Attraverso le sue prescrizioni alimentari, la Chiesa ha inoltre contribuito a risolvere gravi piaghe sociali.
Un esempio per tutti le “Bolle di crociata” con le quali i pontefici, in ricordo dei benefici accordati ai cristiani partiti alla riconquista dei luoghi sacri, concedevano su sollecitazione dei sovrani, dietro corrispettivo e limitatamente ad alcune aree geografiche, il consumo di cibi allora proibiti in quaresima come uova, latte e derivati, impiegando successivamente il ricavato in opere di pubblica utilità.
Oppure, come nel caso della Bolla emanata nel 1777 da Pio VI – interessante esempio di cooperazione Chiesa-Stato – per contribuire al riscatto dei cristiani catturati e ridotti in schiavitù dai musulmani e per difendere le coste del regno di Napoli dalla pirateria. Anche dopo il superamento degli scopi originari, il decreto venne applicato nell’Italia meridionale fino al 1906, anno della riforma normativa attuata dalla Chiesa in materia di digiuno e indulgenze.
“Liberare l’umanità dalla fame”: questo l’imperativo di Papa Francesco nel messaggio per la Giornata mondiale dell’alimentazione del 16 ottobre 2015 in nome del principio della giustizia distributiva, oggi ampiamente disatteso ma riproposto dal Pontefice nell’orizzonte della “conversione ecologica”, pilastro della Laudato si’.

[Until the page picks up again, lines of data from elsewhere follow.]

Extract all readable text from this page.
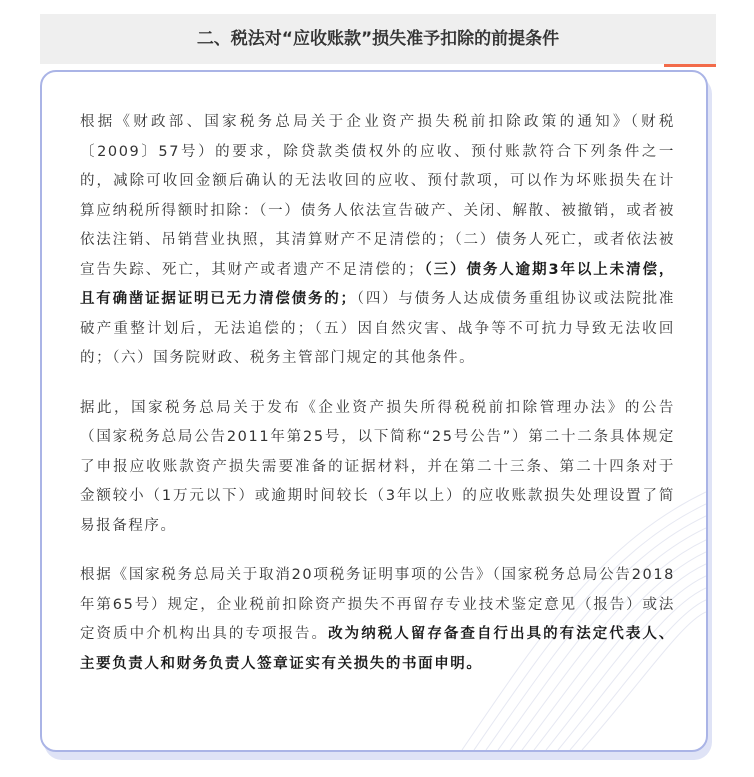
二、税法对“应收账款”损失准予扣除的前提条件

根据《财政部、国家税务总局关于企业资产损失税前扣除政策的通知》（财税〔2009〕57号）的要求，除贷款类债权外的应收、预付账款符合下列条件之一的，减除可收回金额后确认的无法收回的应收、预付款项，可以作为坏账损失在计算应纳税所得额时扣除：（一）债务人依法宣告破产、关闭、解散、被撤销，或者被依法注销、吊销营业执照，其清算财产不足清偿的；（二）债务人死亡，或者依法被宣告失踪、死亡，其财产或者遗产不足清偿的；（三）债务人逾期3年以上未清偿，且有确凿证据证明已无力清偿债务的；（四）与债务人达成债务重组协议或法院批准破产重整计划后，无法追偿的；（五）因自然灾害、战争等不可抗力导致无法收回的；（六）国务院财政、税务主管部门规定的其他条件。

据此，国家税务总局关于发布《企业资产损失所得税税前扣除管理办法》的公告（国家税务总局公告2011年第25号，以下简称“25号公告”）第二十二条具体规定了申报应收账款资产损失需要准备的证据材料，并在第二十三条、第二十四条对于金额较小（1万元以下）或逾期时间较长（3年以上）的应收账款损失处理设置了简易报备程序。

根据《国家税务总局关于取消20项税务证明事项的公告》（国家税务总局公告2018年第65号）规定，企业税前扣除资产损失不再留存专业技术鉴定意见（报告）或法定资质中介机构出具的专项报告。改为纳税人留存备查自行出具的有法定代表人、主要负责人和财务负责人签章证实有关损失的书面申明。
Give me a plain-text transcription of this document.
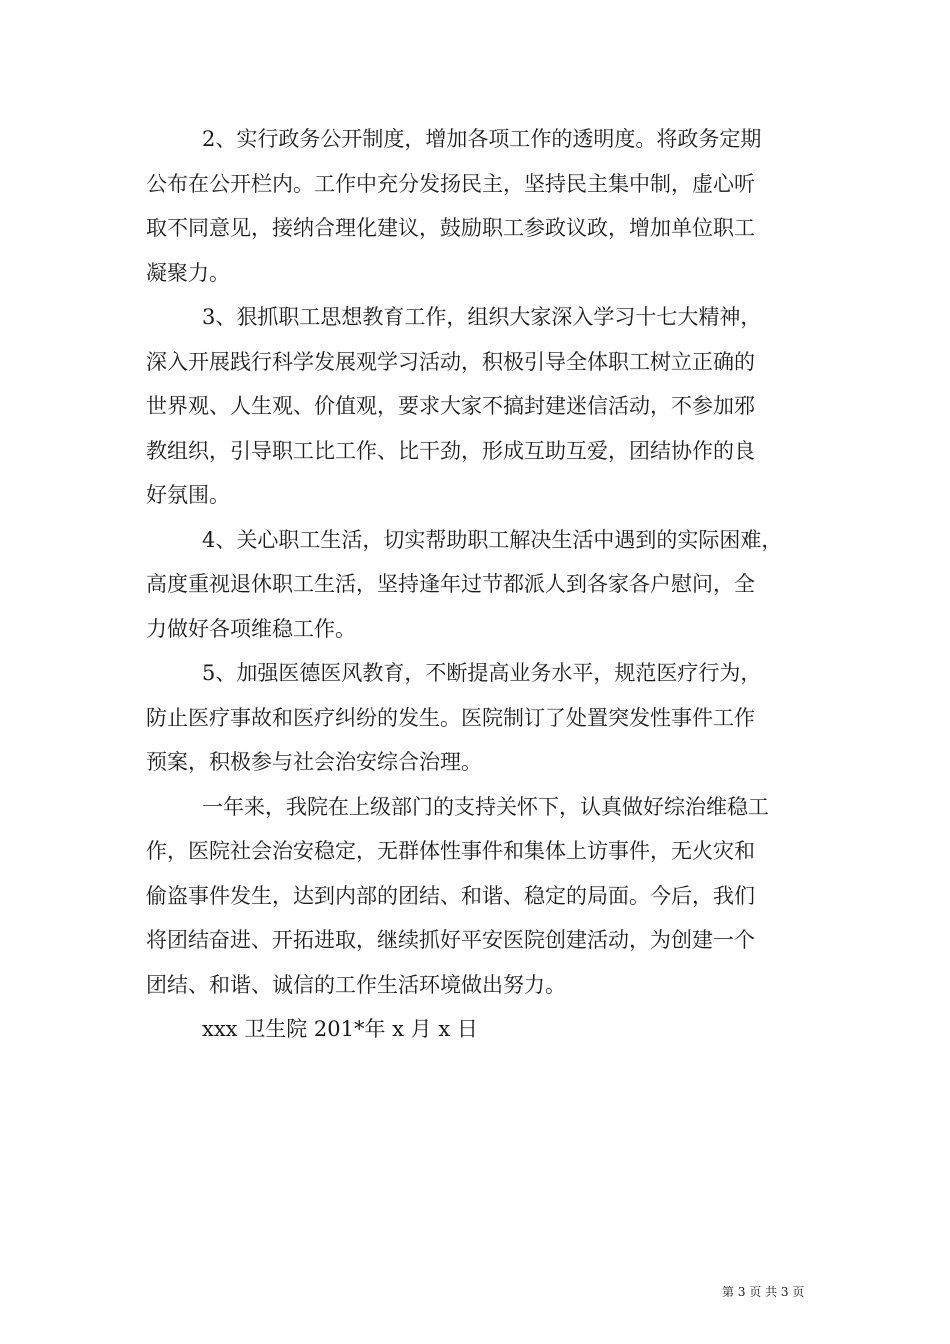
2、实行政务公开制度，增加各项工作的透明度。将政务定期
公布在公开栏内。工作中充分发扬民主，坚持民主集中制，虚心听
取不同意见，接纳合理化建议，鼓励职工参政议政，增加单位职工
凝聚力。
3、狠抓职工思想教育工作，组织大家深入学习十七大精神，
深入开展践行科学发展观学习活动，积极引导全体职工树立正确的
世界观、人生观、价值观，要求大家不搞封建迷信活动，不参加邪
教组织，引导职工比工作、比干劲，形成互助互爱，团结协作的良
好氛围。
4、关心职工生活，切实帮助职工解决生活中遇到的实际困难，
高度重视退休职工生活，坚持逢年过节都派人到各家各户慰问，全
力做好各项维稳工作。
5、加强医德医风教育，不断提高业务水平，规范医疗行为，
防止医疗事故和医疗纠纷的发生。医院制订了处置突发性事件工作
预案，积极参与社会治安综合治理。
一年来，我院在上级部门的支持关怀下，认真做好综治维稳工
作，医院社会治安稳定，无群体性事件和集体上访事件，无火灾和
偷盗事件发生，达到内部的团结、和谐、稳定的局面。今后，我们
将团结奋进、开拓进取，继续抓好平安医院创建活动，为创建一个
团结、和谐、诚信的工作生活环境做出努力。
xxx 卫生院 201*年 x 月 x 日
第 3 页 共 3 页
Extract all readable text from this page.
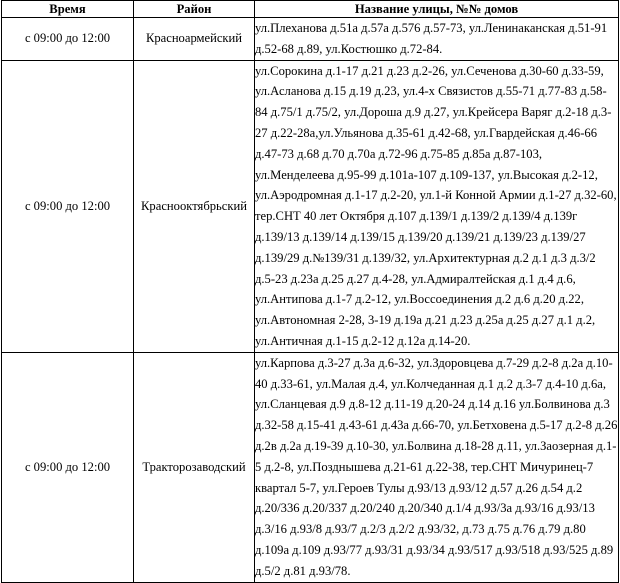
Время	Район	Название улицы, №№ домов
с 09:00 до 12:00	Красноармейский	ул.Плеханова д.51а д.57а д.576 д.57-73, ул.Ленинаканская д.51-91 д.52-68 д.89, ул.Костюшко д.72-84.
с 09:00 до 12:00	Краснооктябрьский	ул.Сорокина д.1-17 д.21 д.23 д.2-26, ул.Сеченова д.30-60 д.33-59, ул.Асланова д.15 д.19 д.23, ул.4-х Связистов д.55-71 д.77-83 д.58-84 д.75/1 д.75/2, ул.Дороша д.9 д.27, ул.Крейсера Варяг д.2-18 д.3-27 д.22-28а,ул.Ульянова д.35-61 д.42-68, ул.Гвардейская д.46-66 д.47-73 д.68 д.70 д.70а д.72-96 д.75-85 д.85а д.87-103, ул.Менделеева д.95-99 д.101а-107 д.109-137, ул.Высокая д.2-12, ул.Аэродромная д.1-17 д.2-20, ул.1-й Конной Армии д.1-27 д.32-60, тер.СНТ 40 лет Октября д.107 д.139/1 д.139/2 д.139/4 д.139г д.139/13 д.139/14 д.139/15 д.139/20 д.139/21 д.139/23 д.139/27 д.139/29 д.№139/31 д.139/32, ул.Архитектурная д.2 д.1 д.3 д.3/2 д.5-23 д.23а д.25 д.27 д.4-28, ул.Адмиралтейская д.1 д.4 д.6, ул.Антипова д.1-7 д.2-12, ул.Воссоединения д.2 д.6 д.20 д.22, ул.Автономная 2-28, 3-19 д.19а д.21 д.23 д.25а д.25 д.27 д.1 д.2, ул.Античная д.1-15 д.2-12 д.12а д.14-20.
с 09:00 до 12:00	Тракторозаводский	ул.Карпова д.3-27 д.3а д.6-32, ул.Здоровцева д.7-29 д.2-8 д.2а д.10-40 д.33-61, ул.Малая д.4, ул.Колчеданная д.1 д.2 д.3-7 д.4-10 д.6а, ул.Сланцевая д.9 д.8-12 д.11-19 д.20-24 д.14 д.16 ул.Болвинова д.3 д.32-58 д.15-41 д.43-61 д.43а д.66-70, ул.Бетховена д.5-17 д.2-8 д.26 д.2в д.2а д.19-39 д.10-30, ул.Болвина д.18-28 д.11, ул.Заозерная д.1-5 д.2-8, ул.Позднышева д.21-61 д.22-38, тер.СНТ Мичуринец-7 квартал 5-7, ул.Героев Тулы д.93/13 д.93/12 д.57 д.26 д.54 д.2 д.20/336 д.20/337 д.20/240 д.20/340 д.1/4 д.93/3а д.93/16 д.93/13 д.3/16 д.93/8 д.93/7 д.2/3 д.2/2 д.93/32, д.73 д.75 д.76 д.79 д.80 д.109а д.109 д.93/77 д.93/31 д.93/34 д.93/517 д.93/518 д.93/525 д.89 д.5/2 д.81 д.93/78.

Azione culturale, sensibilizzazione e formazione; erogazione di credito, realizzazione di infrastrutture, sostegno alla produzione di cibo e allo sviluppo di microimprese, distribuzione gratuita di pasti. Si sviluppa così l’odierno impegno della Chiesa attraverso l’azione di conferenze episcopali, congregazioni religiose, missioni, fondazioni, diocesi, parrocchie, Caritas affinché i meno privilegiati non siano costretti a raccogliere solo le briciole. Ammesso che ne rimangano.